Pour une première raison, c’est que les alternatives de gauche à Correa, Dilma ou Maduro sont à construire par les Equatoriens, les Brésiliens et les Vénézuéliens, et que nous n’avons sûrement pas de leçons à leur donner. Dans le même ordre d’idée, lorsque l’on sait d’où viennent ces Etats, d’où viennent encore l’Uruguay, le Nicaragua ou la Bolivie, on ne peut voir dans ces dirigeants qu’un mieux transitoire, en espérant qu’ils donnent aux habitants le goût du progrès social et l’envie de plus de révolte encore. C’est, semble-t-il, le cas, bien que de manière complexe et qu’il serait trop long d’analyser ici.

Pour une deuxième raison, c’est que nous avons déjà fort à faire avec notre propre gauche, nos propres gouvernants, notre Europe, nos pays. Si nous voulons vraiment influencer le monde, alors nous devons changer ce qui se passe ici et maintenant, en Europe, en Belgique, chez nous.

Là où nous avons prise.

L’Europe est l’un des leviers de commande du commerce international. La politique abdicatrice -au bénéfice des profits du capital- de nos dirigeants est l’une des plus honteuses de la planète. Peut-être la plus honteuse, car nous sortons d’une période qui impliquait une véritable opportunité de direction vers une gauche modérée qui aurait pu être acceptable si elle s’était étendue à l’ensemble de la planète. Je ne dis pas une gauche idéale, mais quelque chose qui aurait pu servir de tremplin vers un monde à la fois plus juste et encore perfectible.

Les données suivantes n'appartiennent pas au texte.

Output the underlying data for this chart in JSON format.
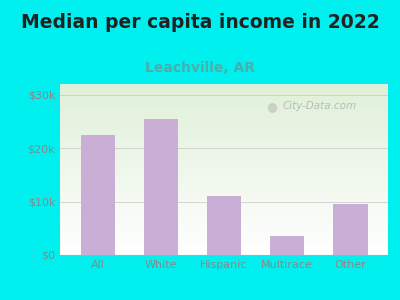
{
  "title": "Median per capita income in 2022",
  "subtitle": "Leachville, AR",
  "categories": [
    "All",
    "White",
    "Hispanic",
    "Multirace",
    "Other"
  ],
  "values": [
    22500,
    25500,
    11000,
    3500,
    9500
  ],
  "bar_color": "#c9aed6",
  "title_fontsize": 13.5,
  "subtitle_fontsize": 10,
  "subtitle_color": "#4aaeaa",
  "title_color": "#222222",
  "background_outer": "#00f0f0",
  "background_inner_top": "#dff0d8",
  "background_inner_bottom": "#ffffff",
  "tick_color": "#888888",
  "yticks": [
    0,
    10000,
    20000,
    30000
  ],
  "ytick_labels": [
    "$0",
    "$10k",
    "$20k",
    "$30k"
  ],
  "ylim": [
    0,
    32000
  ],
  "watermark": "City-Data.com"
}
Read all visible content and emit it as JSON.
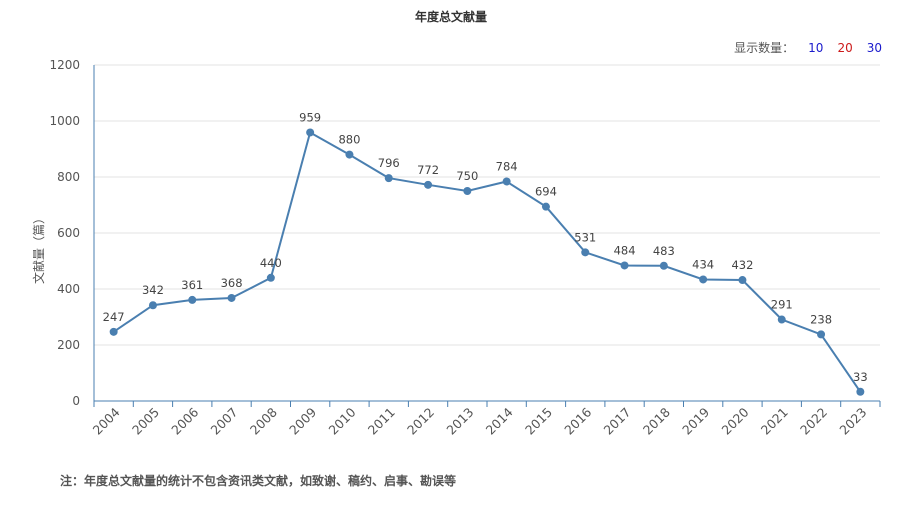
{
  "chart_data": {
    "type": "line",
    "title": "年度总文献量",
    "ylabel": "文献量（篇）",
    "xlabel": "",
    "categories": [
      "2004",
      "2005",
      "2006",
      "2007",
      "2008",
      "2009",
      "2010",
      "2011",
      "2012",
      "2013",
      "2014",
      "2015",
      "2016",
      "2017",
      "2018",
      "2019",
      "2020",
      "2021",
      "2022",
      "2023"
    ],
    "values": [
      247,
      342,
      361,
      368,
      440,
      959,
      880,
      796,
      772,
      750,
      784,
      694,
      531,
      484,
      483,
      434,
      432,
      291,
      238,
      33
    ],
    "ylim": [
      0,
      1200
    ],
    "yticks": [
      "0",
      "200",
      "400",
      "600",
      "800",
      "1000",
      "1200"
    ],
    "grid": true,
    "line_color": "#4a7fb0"
  },
  "display_count": {
    "label": "显示数量：",
    "options": [
      {
        "label": "10",
        "color": "#1a1acc"
      },
      {
        "label": "20",
        "color": "#cc1a1a"
      },
      {
        "label": "30",
        "color": "#1a1acc"
      }
    ]
  },
  "note": "注：年度总文献量的统计不包含资讯类文献，如致谢、稿约、启事、勘误等"
}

Nos dirigeants sociaux-démocrates ont préféré se courber devant les milieux conservateurs et les bakchichs que ceux-ci offraient à leurs serviteurs en place, devenus leurs partisans, leurs avocats, leurs complices.

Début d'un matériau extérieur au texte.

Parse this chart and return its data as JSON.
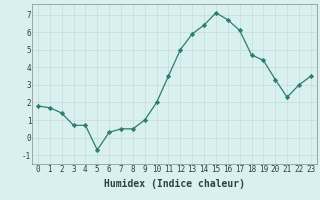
{
  "x": [
    0,
    1,
    2,
    3,
    4,
    5,
    6,
    7,
    8,
    9,
    10,
    11,
    12,
    13,
    14,
    15,
    16,
    17,
    18,
    19,
    20,
    21,
    22,
    23
  ],
  "y": [
    1.8,
    1.7,
    1.4,
    0.7,
    0.7,
    -0.7,
    0.3,
    0.5,
    0.5,
    1.0,
    2.0,
    3.5,
    5.0,
    5.9,
    6.4,
    7.1,
    6.7,
    6.1,
    4.7,
    4.4,
    3.3,
    2.3,
    3.0,
    3.5
  ],
  "xlabel": "Humidex (Indice chaleur)",
  "ylim": [
    -1.5,
    7.6
  ],
  "xlim": [
    -0.5,
    23.5
  ],
  "yticks": [
    -1,
    0,
    1,
    2,
    3,
    4,
    5,
    6,
    7
  ],
  "xticks": [
    0,
    1,
    2,
    3,
    4,
    5,
    6,
    7,
    8,
    9,
    10,
    11,
    12,
    13,
    14,
    15,
    16,
    17,
    18,
    19,
    20,
    21,
    22,
    23
  ],
  "line_color": "#2e7d6e",
  "marker": "D",
  "marker_size": 2.2,
  "background_color": "#d9f0f0",
  "grid_color": "#c8d8d8",
  "spine_color": "#888888",
  "tick_label_color": "#2e4040",
  "xlabel_color": "#2e4040",
  "tick_fontsize": 5.5,
  "xlabel_fontsize": 7.0
}
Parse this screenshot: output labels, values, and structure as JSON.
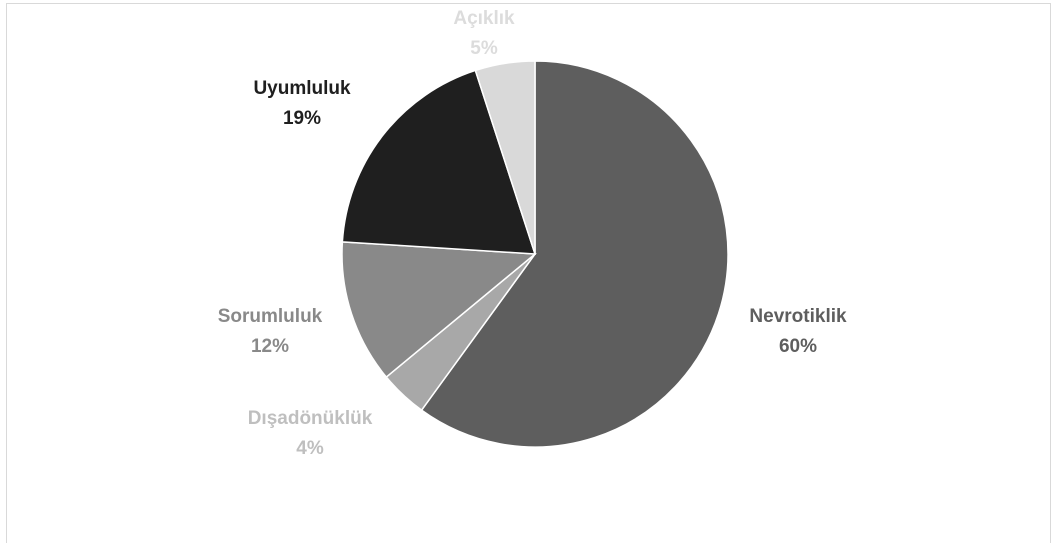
{
  "chart_data": {
    "type": "pie",
    "title": "",
    "start_angle_deg": 0,
    "direction": "clockwise",
    "slices": [
      {
        "key": "nevrotiklik",
        "label": "Nevrotiklik",
        "value": 60,
        "value_label": "60%",
        "color": "#5e5e5e",
        "label_color": "#5e5e5e"
      },
      {
        "key": "disadonukluk",
        "label": "Dışadönüklük",
        "value": 4,
        "value_label": "4%",
        "color": "#a8a8a8",
        "label_color": "#bfbfbf"
      },
      {
        "key": "sorumluluk",
        "label": "Sorumluluk",
        "value": 12,
        "value_label": "12%",
        "color": "#898989",
        "label_color": "#898989"
      },
      {
        "key": "uyumluluk",
        "label": "Uyumluluk",
        "value": 19,
        "value_label": "19%",
        "color": "#1f1f1f",
        "label_color": "#1f1f1f"
      },
      {
        "key": "aciklik",
        "label": "Açıklık",
        "value": 5,
        "value_label": "5%",
        "color": "#d9d9d9",
        "label_color": "#dcdcdc"
      }
    ]
  }
}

Ils sont parmi les premiers contributeurs de la situation internationale pour s’être systématiquement accordés avec les intérêts diplomatico-stratégiques d’une Organisation du Traité Atlantique-Nord qui, normalement, n’avait plus de raison d’être.

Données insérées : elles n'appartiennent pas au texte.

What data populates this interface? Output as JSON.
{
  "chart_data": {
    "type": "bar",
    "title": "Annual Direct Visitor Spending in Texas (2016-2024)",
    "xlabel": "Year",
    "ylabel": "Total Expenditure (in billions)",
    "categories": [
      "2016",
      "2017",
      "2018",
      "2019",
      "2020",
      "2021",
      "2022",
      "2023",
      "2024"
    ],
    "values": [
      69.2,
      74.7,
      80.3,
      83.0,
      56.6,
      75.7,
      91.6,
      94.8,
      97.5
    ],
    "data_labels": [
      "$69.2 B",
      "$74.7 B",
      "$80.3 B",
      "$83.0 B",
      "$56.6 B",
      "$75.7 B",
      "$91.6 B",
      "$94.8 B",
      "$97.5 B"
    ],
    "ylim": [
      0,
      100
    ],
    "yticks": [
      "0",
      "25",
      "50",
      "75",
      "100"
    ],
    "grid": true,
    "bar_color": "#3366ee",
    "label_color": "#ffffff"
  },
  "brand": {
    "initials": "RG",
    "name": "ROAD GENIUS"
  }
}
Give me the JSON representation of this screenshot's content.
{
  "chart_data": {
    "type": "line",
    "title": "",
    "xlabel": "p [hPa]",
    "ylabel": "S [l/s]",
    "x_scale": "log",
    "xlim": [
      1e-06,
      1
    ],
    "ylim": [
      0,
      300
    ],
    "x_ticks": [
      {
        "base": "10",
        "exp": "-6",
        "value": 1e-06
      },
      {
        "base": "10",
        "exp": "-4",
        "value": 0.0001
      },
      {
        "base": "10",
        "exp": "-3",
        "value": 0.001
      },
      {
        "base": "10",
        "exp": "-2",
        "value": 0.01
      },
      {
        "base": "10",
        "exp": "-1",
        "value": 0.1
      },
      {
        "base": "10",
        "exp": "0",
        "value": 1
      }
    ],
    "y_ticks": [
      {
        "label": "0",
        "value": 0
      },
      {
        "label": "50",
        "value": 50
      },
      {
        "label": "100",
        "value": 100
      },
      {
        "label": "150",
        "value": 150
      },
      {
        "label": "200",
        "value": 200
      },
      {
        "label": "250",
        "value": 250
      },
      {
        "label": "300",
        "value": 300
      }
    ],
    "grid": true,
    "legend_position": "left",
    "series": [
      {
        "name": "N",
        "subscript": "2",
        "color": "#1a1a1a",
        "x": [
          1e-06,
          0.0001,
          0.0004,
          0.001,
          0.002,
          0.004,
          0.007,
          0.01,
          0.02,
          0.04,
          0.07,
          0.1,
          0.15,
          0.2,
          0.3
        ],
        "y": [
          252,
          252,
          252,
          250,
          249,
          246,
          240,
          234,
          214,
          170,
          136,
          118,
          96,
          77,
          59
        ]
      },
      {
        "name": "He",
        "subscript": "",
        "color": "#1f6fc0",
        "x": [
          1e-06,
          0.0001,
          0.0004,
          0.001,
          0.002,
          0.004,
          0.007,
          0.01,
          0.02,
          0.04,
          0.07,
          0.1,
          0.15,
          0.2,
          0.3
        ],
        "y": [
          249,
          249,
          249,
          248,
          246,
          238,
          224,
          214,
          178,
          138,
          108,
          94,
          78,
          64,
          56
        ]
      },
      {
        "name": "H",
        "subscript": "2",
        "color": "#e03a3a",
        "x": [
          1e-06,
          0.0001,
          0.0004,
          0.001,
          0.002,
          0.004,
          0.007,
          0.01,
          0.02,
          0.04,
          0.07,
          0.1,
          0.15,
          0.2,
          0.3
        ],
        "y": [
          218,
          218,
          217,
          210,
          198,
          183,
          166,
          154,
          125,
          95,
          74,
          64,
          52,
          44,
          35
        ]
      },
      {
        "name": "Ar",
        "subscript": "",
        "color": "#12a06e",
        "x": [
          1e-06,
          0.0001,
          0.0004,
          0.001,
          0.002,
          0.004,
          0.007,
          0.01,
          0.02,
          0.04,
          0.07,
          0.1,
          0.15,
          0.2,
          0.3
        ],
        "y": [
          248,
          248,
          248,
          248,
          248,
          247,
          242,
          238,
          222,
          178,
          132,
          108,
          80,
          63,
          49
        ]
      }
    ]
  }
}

Ils sont à ranger parmi les complices des gouvernements autoritaires qui nous servent de résereves énergétiques, de la Birmanie au Qatar, en passant par les bonnes vieilles dictatures latino-américaines et les néo-colonies africaines.

Le fait que les Etats d’Amérique Latine se soient plus ou moins -plus ou moins- émancipés, ils ne l’avalent toujours pas. Ils nous l’ont encore montré en 2002, lors de la tentative de coup d’état contre Chavez, qu’ils s’apprêtaient à saluer avec soulagement.

Non, le régime vénézuélien, pas plus que celui de Correa, et encore moins celui de Lula et Dilma ne sont des exemples de gauche aboutie. Oui, je constate moi-même que dans ce pays auquel je suis particulièrement attaché, le Brésil, les événements sont inquiétants et qu’il n’est pas impossible que nous soyons au bord d’un précipice dangereux, avec, qui sait, peut-être, un retour en arrière, un grand bond vers un système autocratique. Le Brésil est un pays extrêmement fragile et toute avancée sociale y est combattue avec une violence incroyable, même si de loin les reflets en sont toujours chamarrés et mélodieux.

Non, je ne me satisfais pas des positions autoritaires du gouvernement chaviste, ni de la verticalité de la “révolution cubaine”, pas plus que de la mollesse équatorienne ou de l’illusion chilienne.

Non, je ne suis pas nécessairement d’accord avec les positions internationales de ces gouvernements non plus, encore que je les honore souvent en ce qu’elles sont plus souvent indépendantes de celles des USA et qu’elles développent des voies différentes, plus modérées, plus nuancées, que celles de la Chine ou de la Russie.

Mais, si informer sur ces pays est une bonne chose, et je continuerai à y contribuer dans la mesure de mes moyens, il faut le faire avec toutes les réserves que je viens d’évoquer: d’où ils viennent, ce qu’ils risquent en cas de retour en arrière, notre propre poutre dans l’oeil…

Et s’il faut le faire, je crois que ce doit être avec une forme plus constructive et moins insultante.

Notre combat, nous devrions le mener comme si nous étions encore au temps de la première internationale: à notre niveau, au service de nos syndicats, de nos coopératives, de nos luttes de base, contre notre bourgeoisie, et ne jamais crier avec elle sur un coup de diversion, telle une guerre lointaine dont nous ne maîtriserons jamais tous les tenants et aboutissants, tel un scandale international qui devrait plutôt nous faire sourire et qui implique des loups entre eux.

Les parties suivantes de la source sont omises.